The Texas teenager who played the "affluenza" card to stay out of prison certainly sounds like a spoiled brat. In fact, he wouldn't deny it; that was his argument for a light sentence — that his overprivileged, under-disciplined life had led to a lack of judgment and concern for others, and therefore he shouldn't be punished severely for his crimes. And in the end, although he stole alcohol, drove far above the speed limit while exceedingly drunk, killed four people with his father's pickup and then fled the scene, he was sentenced to probation rather than jail time.

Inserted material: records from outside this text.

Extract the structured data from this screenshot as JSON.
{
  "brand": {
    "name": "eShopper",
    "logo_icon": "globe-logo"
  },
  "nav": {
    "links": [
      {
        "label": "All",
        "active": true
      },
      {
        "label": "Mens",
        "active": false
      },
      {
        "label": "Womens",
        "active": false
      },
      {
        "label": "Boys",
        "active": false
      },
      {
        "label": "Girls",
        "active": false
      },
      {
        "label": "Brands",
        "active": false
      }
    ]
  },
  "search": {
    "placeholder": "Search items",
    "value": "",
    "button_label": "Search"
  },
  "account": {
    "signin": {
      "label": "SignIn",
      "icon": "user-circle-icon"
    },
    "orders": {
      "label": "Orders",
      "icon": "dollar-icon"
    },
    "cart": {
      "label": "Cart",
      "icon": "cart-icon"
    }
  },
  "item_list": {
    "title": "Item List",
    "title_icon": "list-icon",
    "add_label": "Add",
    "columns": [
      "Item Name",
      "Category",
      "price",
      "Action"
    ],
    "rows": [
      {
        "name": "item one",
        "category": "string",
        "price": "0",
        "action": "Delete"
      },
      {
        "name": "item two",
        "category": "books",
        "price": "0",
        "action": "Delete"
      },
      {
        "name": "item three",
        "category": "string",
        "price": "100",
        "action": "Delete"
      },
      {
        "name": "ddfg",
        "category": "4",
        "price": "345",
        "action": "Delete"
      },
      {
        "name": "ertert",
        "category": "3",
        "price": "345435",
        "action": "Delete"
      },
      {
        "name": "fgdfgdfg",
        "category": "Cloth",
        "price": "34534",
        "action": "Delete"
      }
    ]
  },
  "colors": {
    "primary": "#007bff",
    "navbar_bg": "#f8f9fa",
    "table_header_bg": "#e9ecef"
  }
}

It's an offensive argument, and it prompted a wave of public fury. But that doesn't mean we should support a bill introduced last week by Assemblyman Mike Gatto (D-Los Angeles) that would ban the "affluenza defense" in California, where it has never been used.
AB 1508 is another of those oversimplified, one-off pieces of legislation — a reaction to news reports about a single court case that might have no larger ramifications. To start with, no wealth defense was offered in the Texas case; the teenager's lawyers weren't trying for a verdict of "innocent by virtue of Armani wallet." He had pleaded guilty and his family's fortunes were brought up only as a bizarre argument during sentencing that there were extenuating circumstances.
Nor is it clear that the tactic worked. The judge never said that the affluenza argument persuaded her to grant probation; her concern appeared to be that the teenager needed rehabilitation that he wouldn't receive in state incarceration.
In general, the law gives wide leeway to judges in determining which factors should shape the sentences they hand down, and to lawyers in mounting the defense they think will best serve their clients. That's especially true in juvenile court, where this case was decided. Such flexibility is, for the most part, a good thing, and should not be changed on the basis of a single court decision — even a bad decision, which this one may have been.